Quanto poi alla lamentata diversa ripartizione dei consumi il Giudice di Appello ha evidenziato che non era stata adeguatamente censurata l’affermazione contenuta nella sentenza di primo grado in ordine alla inesistenza, nella delibera impugnata del 26.6.2000, di una decisione su una diversa suddivisione dei consumi e, quindi, sotto tale profilo, la generica riproposizione della questione è inammissibile e rimane, in ogni caso, superata dalla realizzazione del diverso impianto, comportante la ripartizione delle spese di consumo dell’acqua in misura proporzionale al consumo stesso, legittimamene deliberata dall’assemblea condominiale in quanto, secondo il principio affermato nella sentenza citata dal giudice di appello (Cass. n. 6915/2007), rientra nelle attribuzioni dell’assemblea di condominio l’intera gestione delle cose e dei servizi comuni, “in modo dinamico”, nel senso, cioè, di un loro adattamento nel tempo al fine di una più razionale ed efficiente utilizzazione dei servizi stessi, con eventuale dismissione di alcuni beni comuni, e ciò anche se il servizio sia disciplinato dal regolamento contrattuale.
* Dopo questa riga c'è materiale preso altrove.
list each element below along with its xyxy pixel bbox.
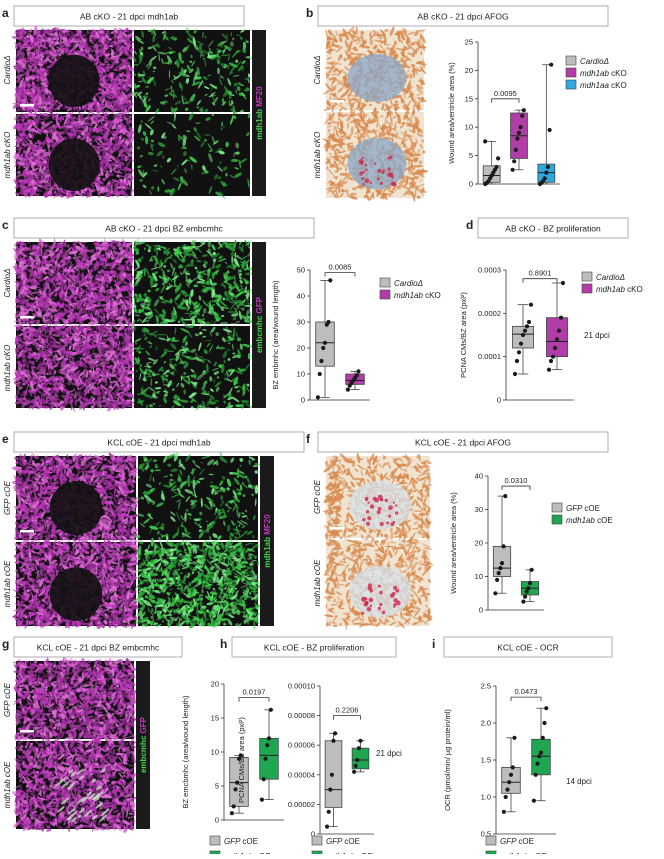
panel-title-c: AB cKO - 21 dpci BZ embcmhc (105, 224, 223, 234)
panel-title-e: KCL cOE - 21 dpci mdh1ab (107, 438, 210, 448)
tissue-fiber (126, 30, 135, 33)
panel-title-b: AB cKO - 21 dpci AFOG (417, 12, 508, 22)
tissue-fiber (107, 75, 110, 78)
panel-title-a: AB cKO - 21 dpci mdh1ab (80, 12, 179, 22)
panel-title-f: KCL cOE - 21 dpci AFOG (415, 438, 511, 448)
panel-letter-h: h (220, 637, 227, 651)
panel-letter-e: e (2, 432, 9, 446)
panel-letter-c: c (2, 218, 9, 232)
tissue-fiber (227, 33, 228, 43)
micro-a-green-top (130, 27, 253, 115)
panel-letter-f: f (306, 432, 311, 446)
panel-letter-g: g (2, 637, 9, 651)
panel-title-i: KCL cOE - OCR (497, 643, 559, 653)
tissue-fiber (23, 128, 28, 130)
panel-title-g: KCL cOE - 21 dpci BZ embcmhc (37, 643, 160, 653)
panel-letter-a: a (2, 6, 9, 20)
panel-letter-i: i (432, 637, 435, 651)
injury-area (48, 55, 99, 107)
panel-letter-d: d (466, 218, 473, 232)
panel-letter-b: b (306, 6, 313, 20)
panel-title-d: AB cKO - BZ proliferation (505, 224, 601, 234)
panel-title-h: KCL cOE - BZ proliferation (264, 643, 365, 653)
Va aggiunto che hanno natura tipicamente regolamentare le norme riguardanti le modalità di uso della cosa comune e in genere le modalità di uso e funzionamento dei servizi condominiali, avendo natura contrattuale soltanto le disposizioni che incidono nella sfera dei diritti soggettivi e degli obblighi di ciascun condomino (Cass. n. 12173/1991).
In conclusione, il ricorso deve essere rigettato.
Consegue la condanna della ricorrente al pagamento delle spese processuali liquidate come da dispositivo.

P.Q.M.

La Corte rigetta il ricorso e condanna la ricorrente al pagamento delle spese processuali che si liquidano in Euro 2.200,00 di cui Euro 200,00 per esborsi oltre accessori di legge.